Ray Bryant Trio 1972



It was his solo Prestige album, Alone with the Blues, that first hipped me to Ray Bryant, and made me an instant fan. We recently lost Ray, he passed away June 2, 2011, but he left a rich legacy of performances as well as pleasant memories in the minds of those who were fortunate enough to know him beyond nods and handshakes. Philadelphia was Ray's hometown, so when I played his recordings on my WHAT-FM show—as I often did—the phone inevitably lit up. We finally met, thanks to Elmer Snowden, who had been a mentor of sorts to Ray in his pre-spotlight days. In the interview that is a part of the attached video, you will hear Ray mention that Elmer was one of his early bosses. The gigs were small and local in those days, but Elmer looked out for Ray and his bass-playing brother, Tommy—if there was no piano, Ray became a bongo player. Elmer's career went back beyond the time when he introduced young Duke Ellington to New York, having formed a band that became the genesis for the first in a long succession of Duke' Ellington orchestras. I bring this up to point out that the so-called generation gap existed for neither of them.

I had the privilege of working with Ray on a few occasion, including a session I produced for my own, short-lived company with a band that had brother Tommy on bass, Jo Jones on drums, Elmer on guitar, and an odd pairing up front: Roy Eldridge and Bud Freeman. It eventually came out on Fontana and Black Lion. 
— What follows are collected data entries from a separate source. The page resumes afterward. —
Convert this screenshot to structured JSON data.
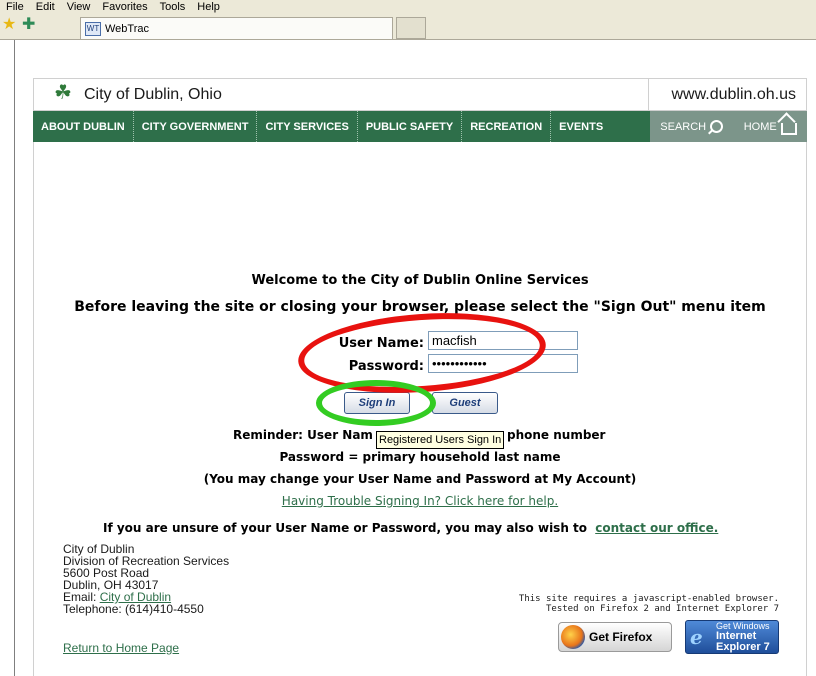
{
  "browser": {
    "menu": [
      "File",
      "Edit",
      "View",
      "Favorites",
      "Tools",
      "Help"
    ],
    "tab_title": "WebTrac",
    "tab_favicon": "WT"
  },
  "header": {
    "site_title": "City of Dublin, Ohio",
    "site_url": "www.dublin.oh.us"
  },
  "nav": {
    "items": [
      "ABOUT DUBLIN",
      "CITY GOVERNMENT",
      "CITY SERVICES",
      "PUBLIC SAFETY",
      "RECREATION",
      "EVENTS"
    ],
    "search_label": "SEARCH",
    "home_label": "HOME"
  },
  "main": {
    "welcome": "Welcome to the City of Dublin Online Services",
    "warning": "Before leaving the site or closing your browser, please select the \"Sign Out\" menu item",
    "username_label": "User Name:",
    "password_label": "Password:",
    "username_value": "macfish",
    "password_value": "••••••••••••",
    "signin_label": "Sign In",
    "guest_label": "Guest",
    "tooltip": "Registered Users Sign In",
    "reminder_part1": "Reminder: User Nam",
    "reminder_part2": "phone number",
    "password_hint": "Password = primary household last name",
    "change_hint": "(You may change your User Name and Password at My Account)",
    "trouble_link": "Having Trouble Signing In? Click here for help.",
    "unsure_text": "If you are unsure of your User Name or Password, you may also wish to",
    "contact_link": "contact our office."
  },
  "footer": {
    "address_lines": [
      "City of Dublin",
      "Division of Recreation Services",
      "5600 Post Road",
      "Dublin, OH 43017"
    ],
    "email_label": "Email:",
    "email_link": "City of Dublin",
    "telephone": "Telephone: (614)410-4550",
    "home_link": "Return to Home Page",
    "js_note_1": "This site requires a javascript-enabled browser.",
    "js_note_2": "Tested on Firefox 2 and Internet Explorer 7",
    "firefox_badge": "Get Firefox",
    "ie_badge_top": "Get Windows",
    "ie_badge_mid": "Internet",
    "ie_badge_bottom": "Explorer 7"
  },
  "annotations": {
    "red_circle_color": "#e8120f",
    "green_circle_color": "#33cc22"
  }
}
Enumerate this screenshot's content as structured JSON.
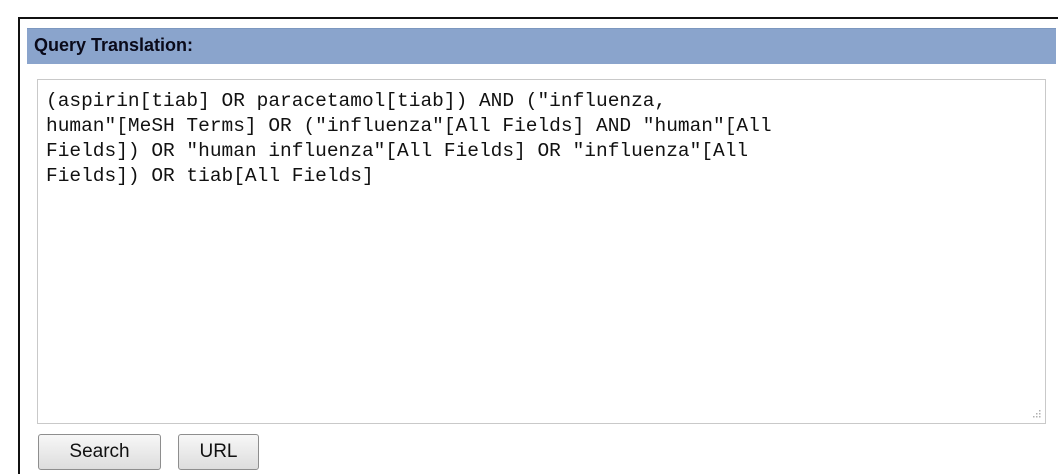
{
  "panel": {
    "title": "Query Translation:"
  },
  "query": {
    "text": "(aspirin[tiab] OR paracetamol[tiab]) AND (\"influenza,\nhuman\"[MeSH Terms] OR (\"influenza\"[All Fields] AND \"human\"[All\nFields]) OR \"human influenza\"[All Fields] OR \"influenza\"[All\nFields]) OR tiab[All Fields]"
  },
  "buttons": {
    "search_label": "Search",
    "url_label": "URL"
  },
  "colors": {
    "header_bg": "#8aa4cc",
    "box_border": "#c9c9c9"
  },
  "icons": {
    "resize": "resize-grip-icon"
  }
}
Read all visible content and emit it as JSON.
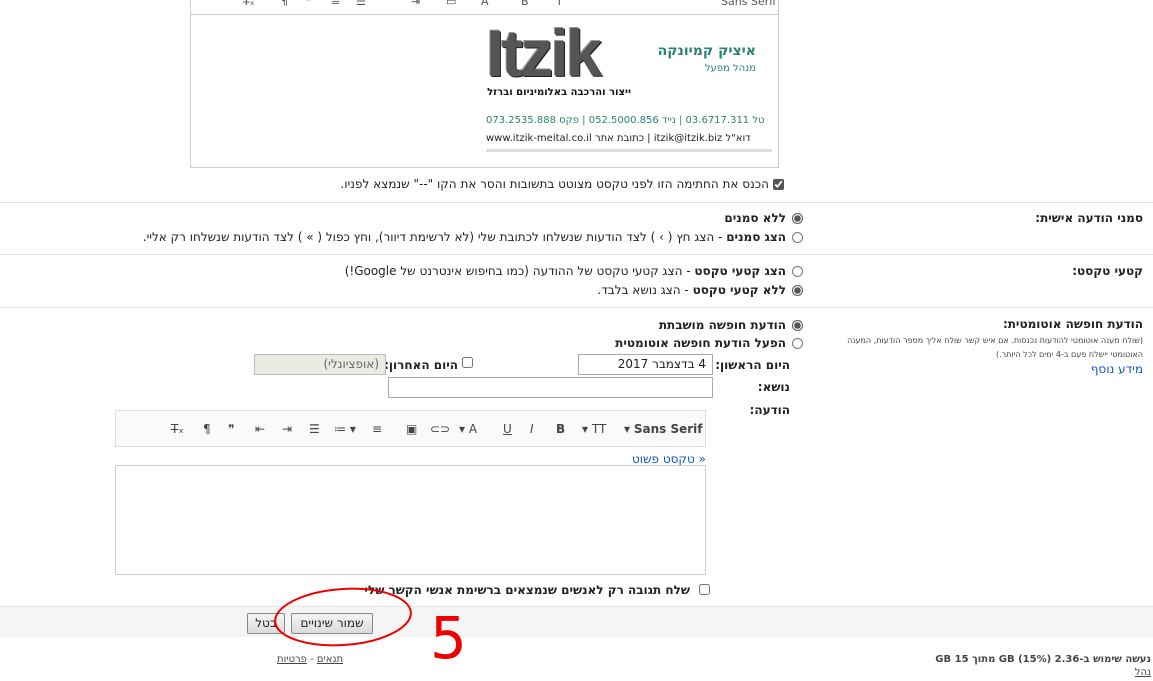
{
  "signature": {
    "toolbar_font": "Sans Serif",
    "logo_text": "Itzik",
    "logo_subtitle": "ייצור והרכבה באלומיניום וברזל",
    "name": "איציק קמיונקה",
    "title": "מנהל מפעל",
    "phones": "טל 03.6717.311 | נייד 052.5000.856 | פקס 073.2535.888",
    "address": "דוא\"ל itzik@itzik.biz | כתובת אתר www.itzik-meital.co.il",
    "insert_before_quote": "הכנס את החתימה הזו לפני טקסט מצוטט בתשובות והסר את הקו \"--\" שנמצא לפניו."
  },
  "personal_level": {
    "label": "סמני הודעה אישית:",
    "opt1": "ללא סמנים",
    "opt2_bold": "הצג סמנים",
    "opt2_rest": " - הצג חץ ( › ) לצד הודעות שנשלחו לכתובת שלי (לא לרשימת דיוור), וחץ כפול ( » ) לצד הודעות שנשלחו רק אליי."
  },
  "snippets": {
    "label": "קטעי טקסט:",
    "opt1_bold": "הצג קטעי טקסט",
    "opt1_rest": " - הצג קטעי טקסט של ההודעה (כמו בחיפוש אינטרנט של Google!)",
    "opt2_bold": "ללא קטעי טקסט",
    "opt2_rest": " - הצג נושא בלבד."
  },
  "vacation": {
    "label": "הודעת חופשה אוטומטית:",
    "desc1": "(שולח מענה אוטומטי להודעות נכנסות. אם איש קשר שולח אליך מספר הודעות, המענה",
    "desc2": "האוטומטי יישלח פעם ב-4 ימים לכל היותר.)",
    "learn_more": "מידע נוסף",
    "off": "הודעת חופשה מושבתת",
    "on": "הפעל הודעת חופשה אוטומטית",
    "first_day_label": "היום הראשון:",
    "first_day_value": "4 בדצמבר 2017",
    "last_day_label": "היום האחרון:",
    "last_day_placeholder": "(אופציונלי)",
    "subject_label": "נושא:",
    "message_label": "הודעה:",
    "plain_text_link": "« טקסט  פשוט",
    "toolbar_font": "Sans Serif",
    "contacts_only": "שלח תגובה רק לאנשים שנמצאים ברשימת אנשי הקשר שלי"
  },
  "buttons": {
    "save": "שמור שינויים",
    "cancel": "בטל"
  },
  "annotation": {
    "number": "5"
  },
  "footer": {
    "storage": "נעשה שימוש ב-2.36 GB (15%) מתוך 15 GB",
    "manage": "נהל",
    "terms": "תנאים",
    "separator": " - ",
    "privacy": "פרטיות"
  }
}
There were also a couple of aborted Snowden sessions that I produced at Riverside, but decided to scrap, because they were not what I was looking for. The idea was to make an album featuring Elmer's banjo, but even with excellent "side" men, it wasn't happening. These "experiments" eventually yielded the Harlem Banjo album (with Cliff Jackson's stride piano), and I think that combination did the trick. The earlier, aborted sessions had Ray's trio (with Jimmy Rowser and Mickey Roker) and two horns: Gene Sedric and Garvin Bushell (who played bassoon, among other reeds). I guess those tapes are collecting dust in some California vault.


My most memorable—well, at least must unusual— memory of being with Ray was when we went to Scranton, PA and gave a bunch of enthusiastic middle-aged jazz fans a lot of hot music on a very cold weekend afternoon. Here's a link that will take you to my recollections of that event and give you a sample of the music. 

A long-haired yours truly and Afro-ed Ray

The attached video is one of  more than twenty half-hour shows that I hosted and co-produced for New Jersey State Television, a commendable channel that the current Republican Governor is tossing into the dumpster. This copy of the tape is not of stellar technical quality, but I don't have most of the Jazz Set shows, so I am  I am grateful to a good friend in California for sending it to me. It was obviously recorded off the air from the BET channel and I have no idea how or if they obtained permission to run it. BET (Black Entertainment Television) is consistently sloppy with its production work, so this tape bears the scars of mistreatment. I removed the commercials, which had been inserted willy nilly, so you will see a couple of jumps. It never ceases to amaze me that a channel dedicated to and aimed at a black audience almost routinely shows disregard for black artists.